炎症性腸疾患が鑑別に挙がったらセットで他の疾患も想起できるようになりましょう

参考
N Engl J Med 2019;380:2461-70.
DOI: 10.1056/NEJMcpc1900594

 

38歳女性 数年間続く腹痛と下痢あり受診

消化管内視鏡まで施行され、小腸クローン病と診断がつき、生物学的製剤などで適切な治療を行ったものの改善しなかった。

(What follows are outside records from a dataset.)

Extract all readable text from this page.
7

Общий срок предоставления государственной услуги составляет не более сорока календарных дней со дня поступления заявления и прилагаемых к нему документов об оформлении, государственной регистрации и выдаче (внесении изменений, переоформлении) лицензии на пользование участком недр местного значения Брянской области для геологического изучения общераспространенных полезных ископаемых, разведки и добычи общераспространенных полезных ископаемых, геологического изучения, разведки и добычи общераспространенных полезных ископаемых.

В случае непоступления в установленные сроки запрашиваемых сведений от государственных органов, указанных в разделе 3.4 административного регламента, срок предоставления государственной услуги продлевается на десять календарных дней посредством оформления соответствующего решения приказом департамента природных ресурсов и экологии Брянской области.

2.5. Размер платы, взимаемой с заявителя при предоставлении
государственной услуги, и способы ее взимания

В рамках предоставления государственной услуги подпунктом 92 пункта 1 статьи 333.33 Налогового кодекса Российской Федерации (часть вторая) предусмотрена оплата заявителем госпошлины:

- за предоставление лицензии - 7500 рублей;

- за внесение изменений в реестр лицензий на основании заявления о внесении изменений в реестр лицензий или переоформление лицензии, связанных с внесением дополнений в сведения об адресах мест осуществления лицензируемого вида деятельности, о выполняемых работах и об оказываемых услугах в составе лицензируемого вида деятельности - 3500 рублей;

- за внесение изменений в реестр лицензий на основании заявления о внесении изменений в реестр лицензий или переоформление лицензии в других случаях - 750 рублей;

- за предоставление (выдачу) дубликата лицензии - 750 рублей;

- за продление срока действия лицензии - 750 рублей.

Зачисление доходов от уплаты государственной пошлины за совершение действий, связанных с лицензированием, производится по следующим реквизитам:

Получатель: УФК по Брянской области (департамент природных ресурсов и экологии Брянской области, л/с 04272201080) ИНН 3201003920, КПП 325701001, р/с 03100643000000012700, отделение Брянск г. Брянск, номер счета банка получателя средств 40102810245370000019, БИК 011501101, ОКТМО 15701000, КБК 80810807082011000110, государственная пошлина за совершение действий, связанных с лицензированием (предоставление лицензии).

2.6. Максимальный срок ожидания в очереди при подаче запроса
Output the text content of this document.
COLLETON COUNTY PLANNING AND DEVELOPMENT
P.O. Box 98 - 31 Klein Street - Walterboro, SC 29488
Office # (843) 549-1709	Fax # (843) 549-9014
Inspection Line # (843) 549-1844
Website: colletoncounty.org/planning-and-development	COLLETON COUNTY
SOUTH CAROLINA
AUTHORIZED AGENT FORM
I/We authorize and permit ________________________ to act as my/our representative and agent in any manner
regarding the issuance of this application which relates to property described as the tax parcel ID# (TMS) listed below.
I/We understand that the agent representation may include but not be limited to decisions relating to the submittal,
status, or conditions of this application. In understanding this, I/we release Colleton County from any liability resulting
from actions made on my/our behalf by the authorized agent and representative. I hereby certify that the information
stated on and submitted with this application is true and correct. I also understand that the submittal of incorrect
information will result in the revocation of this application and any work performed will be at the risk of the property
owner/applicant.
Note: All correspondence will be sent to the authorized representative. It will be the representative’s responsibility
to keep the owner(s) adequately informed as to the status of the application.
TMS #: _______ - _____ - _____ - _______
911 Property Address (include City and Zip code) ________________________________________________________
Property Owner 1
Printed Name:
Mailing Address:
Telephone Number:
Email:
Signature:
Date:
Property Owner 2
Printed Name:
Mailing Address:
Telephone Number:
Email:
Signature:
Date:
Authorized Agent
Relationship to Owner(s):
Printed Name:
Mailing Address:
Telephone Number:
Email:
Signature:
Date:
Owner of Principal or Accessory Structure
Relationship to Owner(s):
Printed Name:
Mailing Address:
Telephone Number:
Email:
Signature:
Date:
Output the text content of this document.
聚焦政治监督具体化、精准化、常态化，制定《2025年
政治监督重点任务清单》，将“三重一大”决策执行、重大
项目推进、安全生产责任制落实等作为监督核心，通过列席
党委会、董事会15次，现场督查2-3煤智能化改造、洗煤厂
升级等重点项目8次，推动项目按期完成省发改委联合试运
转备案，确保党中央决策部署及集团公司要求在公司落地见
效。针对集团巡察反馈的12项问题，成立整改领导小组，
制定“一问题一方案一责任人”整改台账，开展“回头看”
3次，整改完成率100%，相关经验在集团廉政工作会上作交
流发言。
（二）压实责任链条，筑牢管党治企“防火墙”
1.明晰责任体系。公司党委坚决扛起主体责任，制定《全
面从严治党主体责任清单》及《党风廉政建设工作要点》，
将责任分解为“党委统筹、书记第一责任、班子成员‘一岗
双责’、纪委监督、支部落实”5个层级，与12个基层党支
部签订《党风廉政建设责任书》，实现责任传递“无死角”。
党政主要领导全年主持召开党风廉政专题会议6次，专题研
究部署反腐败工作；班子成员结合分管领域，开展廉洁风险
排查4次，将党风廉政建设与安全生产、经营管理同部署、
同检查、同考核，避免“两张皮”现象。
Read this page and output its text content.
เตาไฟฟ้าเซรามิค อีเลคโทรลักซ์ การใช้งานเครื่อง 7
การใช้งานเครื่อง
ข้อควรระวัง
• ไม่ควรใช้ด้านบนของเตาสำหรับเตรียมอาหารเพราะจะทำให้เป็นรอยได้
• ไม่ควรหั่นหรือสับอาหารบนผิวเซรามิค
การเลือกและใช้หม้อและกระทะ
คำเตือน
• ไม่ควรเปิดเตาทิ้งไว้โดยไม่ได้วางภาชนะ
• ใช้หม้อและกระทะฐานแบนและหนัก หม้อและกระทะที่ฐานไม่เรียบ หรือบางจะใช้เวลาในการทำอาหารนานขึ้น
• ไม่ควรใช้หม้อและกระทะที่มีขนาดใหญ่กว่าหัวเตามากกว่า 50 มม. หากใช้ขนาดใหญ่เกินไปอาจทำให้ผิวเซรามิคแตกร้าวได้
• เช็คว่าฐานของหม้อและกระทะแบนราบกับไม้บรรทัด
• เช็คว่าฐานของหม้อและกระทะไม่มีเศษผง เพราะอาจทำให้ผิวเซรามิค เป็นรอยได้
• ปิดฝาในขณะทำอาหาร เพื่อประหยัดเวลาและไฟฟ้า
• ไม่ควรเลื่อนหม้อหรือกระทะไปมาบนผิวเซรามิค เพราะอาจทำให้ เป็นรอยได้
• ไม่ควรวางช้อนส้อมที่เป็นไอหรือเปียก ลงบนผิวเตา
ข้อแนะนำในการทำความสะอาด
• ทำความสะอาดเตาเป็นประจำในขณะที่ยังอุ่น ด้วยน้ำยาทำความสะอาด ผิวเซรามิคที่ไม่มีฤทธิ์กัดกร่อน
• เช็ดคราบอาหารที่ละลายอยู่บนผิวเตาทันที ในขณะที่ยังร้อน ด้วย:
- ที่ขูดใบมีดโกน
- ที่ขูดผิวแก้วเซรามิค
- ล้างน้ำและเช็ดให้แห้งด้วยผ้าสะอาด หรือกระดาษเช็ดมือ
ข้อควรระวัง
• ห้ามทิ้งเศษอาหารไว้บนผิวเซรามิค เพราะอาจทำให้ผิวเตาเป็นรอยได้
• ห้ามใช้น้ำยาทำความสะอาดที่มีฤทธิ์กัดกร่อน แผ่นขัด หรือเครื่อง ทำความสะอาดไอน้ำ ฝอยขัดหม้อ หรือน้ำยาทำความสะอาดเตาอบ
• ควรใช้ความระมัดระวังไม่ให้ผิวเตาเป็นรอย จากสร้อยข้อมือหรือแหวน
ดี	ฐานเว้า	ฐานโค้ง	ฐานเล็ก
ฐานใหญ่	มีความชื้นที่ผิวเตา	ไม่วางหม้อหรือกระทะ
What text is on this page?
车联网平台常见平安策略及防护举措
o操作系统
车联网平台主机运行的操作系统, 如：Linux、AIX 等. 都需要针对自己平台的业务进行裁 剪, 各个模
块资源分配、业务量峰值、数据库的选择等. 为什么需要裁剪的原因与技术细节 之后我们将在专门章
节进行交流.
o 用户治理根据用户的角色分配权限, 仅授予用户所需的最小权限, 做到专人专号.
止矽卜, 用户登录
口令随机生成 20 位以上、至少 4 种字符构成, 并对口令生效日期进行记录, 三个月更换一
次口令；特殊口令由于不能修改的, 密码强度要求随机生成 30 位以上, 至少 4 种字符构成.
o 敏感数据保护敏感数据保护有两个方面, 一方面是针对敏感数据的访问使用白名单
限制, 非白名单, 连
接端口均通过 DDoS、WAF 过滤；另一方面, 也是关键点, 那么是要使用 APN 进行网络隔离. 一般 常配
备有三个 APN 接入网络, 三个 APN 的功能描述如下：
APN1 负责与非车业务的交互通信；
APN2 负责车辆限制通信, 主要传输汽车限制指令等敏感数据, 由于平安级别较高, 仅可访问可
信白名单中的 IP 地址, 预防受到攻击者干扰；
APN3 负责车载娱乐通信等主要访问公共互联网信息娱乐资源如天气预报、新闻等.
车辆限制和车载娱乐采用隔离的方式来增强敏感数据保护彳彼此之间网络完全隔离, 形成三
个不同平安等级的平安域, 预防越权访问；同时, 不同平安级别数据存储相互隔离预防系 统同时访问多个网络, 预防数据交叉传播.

こういった場合にどういう疾患を鑑別に挙げるべきであるか?

 

鑑別疾患

サルコイドーシス

サルコイドーシスは肉芽腫性疾患で典型的には20-40歳代の女性にみられる。消化管症状は稀だが、起こるときは胃に多い。

ベーチェット病

クローン病と同様に回盲部に病変をつくることが多い。ただしベーチェット病では先に口腔潰瘍がでて、数年後に消化管症状がでてくる。

感染症 

サルモネラ・エルシニア・カンピロバクターでは慢性的な消化管症状をきたすことがある。

腸結核

この患者ではT-SPOT陰性だが腸結核の除外はできない。

T-SPOTは特異度95%以上と診断するには向いているが、感度は80%程度と5分の1は見逃してしまう。

 

また炎症性腸疾患Inflammatory bowel disease IBDのモニターに用いられる便カルプロテクチンも感染性の病態では炎症が起こるため炎症性腸疾患と腸結核の鑑別には使えない。

 

最終的な診断は組織診断を行うしかない。

この患者の最終診断は腸結核で4剤併用療法(リファンピン、イソニアジゾ、ピラジナミド、エタンブトール)で治療された。